Mars and Large Stars in the Early Universe – 8.26pm Tuesday 9th September 2025
Mars and Large Stars in the Early Universe – 8.26pm Tuesday 9th September 2025

Firstly, there is a ‘new’ theory of very large stars in the Early universe creating black holes. There are persons in the astronomy field who know perfectly well that I theorized that back in 2014/15, so that aspect of the authors work isn’t new. Additionally, articles about Mars in recent years are almost a complete copy of my work from a decade ago. And there are many other examples I could mention. Naturally, it’s very distressing and every single time I have written to bring it to the specific authors’ attention, my communications are totally ignored. The various authors may say they had no idea, but many in the field would see these articles who absolutely ‘do’ know of my work, yet the practice continues and people in the astronomy field are aware of it but choose to be silent. Thus causing an additional distress for me, because it implies these people have the notion that they can behave this way, in the belief that they won’t be held accountable.
May I again remind people all my work is copyright and belongs to me. I am not your free resource! Academics behaving criminally is utterly abhorrent.
To Mars. We now know that there was a vast amount of water in Mars (which I did theorize more than a decade ago). The planet’s state indicated to me that the water had sat for a very long time, absent of tidal activity. Further, I believe that vast ocean turned the colour of rust and did sit for millions of years. I suspect it contributed to destroying what we would consider a life sustaining atmosphere. If life did commence in the ocean, it perished sadly and I am confident that Mars did once have a single moon much like Earth has.

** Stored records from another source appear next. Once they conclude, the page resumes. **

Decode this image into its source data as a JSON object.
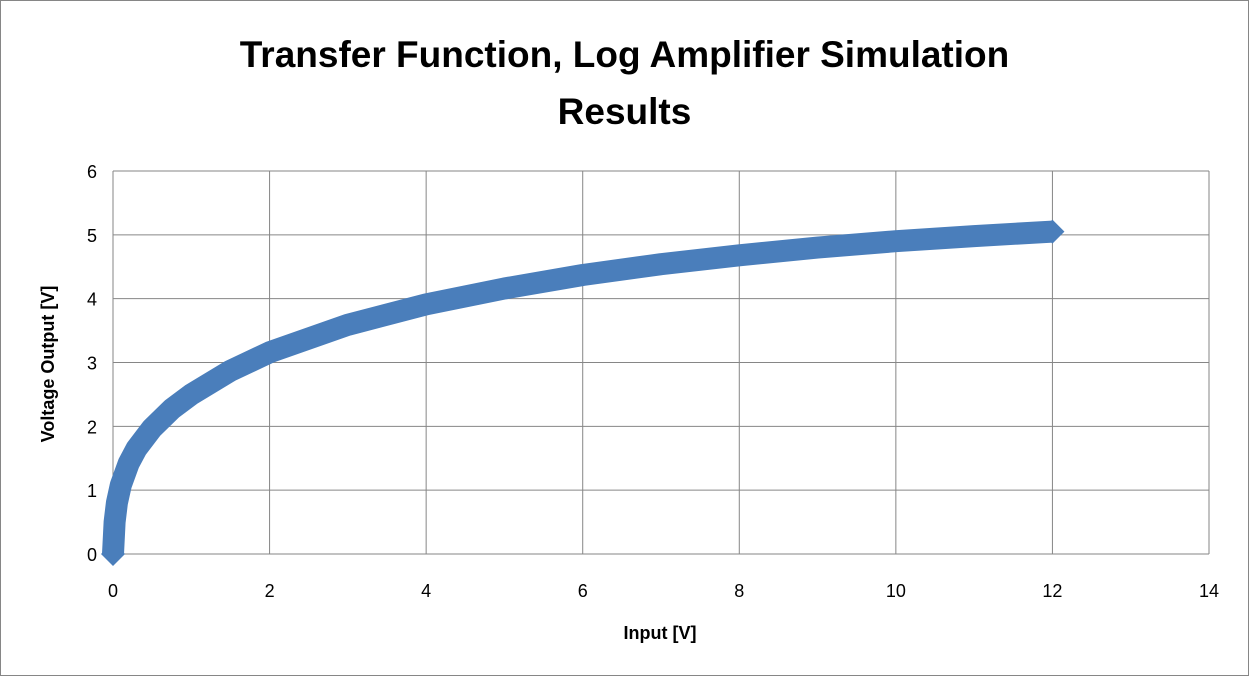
{
  "chart_data": {
    "type": "line",
    "title_line1": "Transfer Function, Log Amplifier Simulation",
    "title_line2": "Results",
    "xlabel": "Input [V]",
    "ylabel": "Voltage Output [V]",
    "xlim": [
      0,
      14
    ],
    "ylim": [
      0,
      6
    ],
    "xticks": [
      0,
      2,
      4,
      6,
      8,
      10,
      12,
      14
    ],
    "yticks": [
      0,
      1,
      2,
      3,
      4,
      5,
      6
    ],
    "grid": true,
    "legend": "none",
    "series": [
      {
        "color": "#4a7ebb",
        "x": [
          0,
          0.02,
          0.05,
          0.1,
          0.2,
          0.3,
          0.5,
          0.75,
          1,
          1.5,
          2,
          3,
          4,
          5,
          6,
          7,
          8,
          9,
          10,
          11,
          12
        ],
        "y": [
          0,
          0.5,
          0.8,
          1.08,
          1.42,
          1.65,
          1.97,
          2.27,
          2.5,
          2.87,
          3.16,
          3.59,
          3.91,
          4.16,
          4.37,
          4.54,
          4.68,
          4.8,
          4.9,
          4.98,
          5.05
        ]
      }
    ]
  }
}
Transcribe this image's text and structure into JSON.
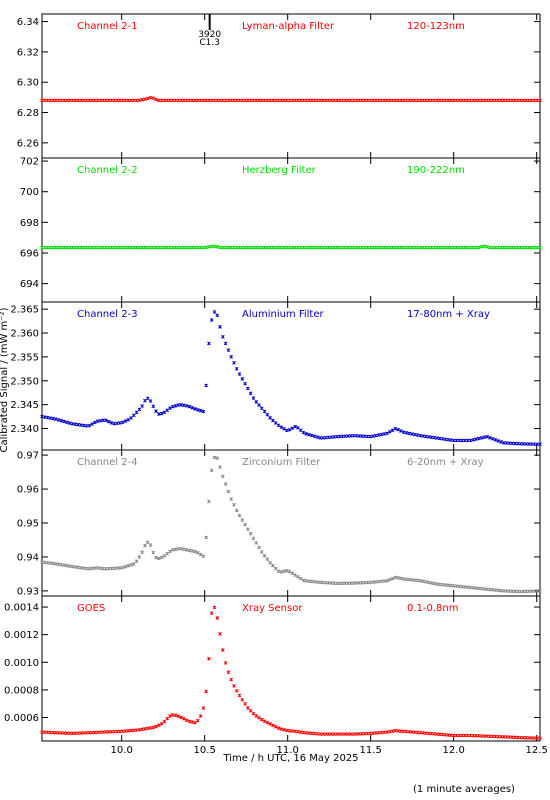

Looking at Mars hemispherically, it’s possible that one hemisphere held the vast body of ocean almost entirely. It leached and dissolved the area of land it occupied and once it finally disappeared, it left a land mass, extremely eroded, which we now see today. I expect there were rivers on the other, mountainous, hemisphere but it’s likely that weather was also negatively impacted globally, by the conditions. I have long suspected it was the loss of a single, functional moon that sadly caused Mars to be as we see it today. Did Mars take any steps, could it have altered its tilt perhaps? But there does seem, to me, to have been some internal activity on Mars, to salvage a hemisphere while having to write off the other, as a matter of necessity. Not to support life as we know it, as that was no longer possible, but for the planet itself to survive the disaster. And as I previously theorized, Olympus Mons had to be as tall as it was to get above the water level, because all planets like Earth, Mars, Venus etc., have to have volcanic activity and open vents above water level.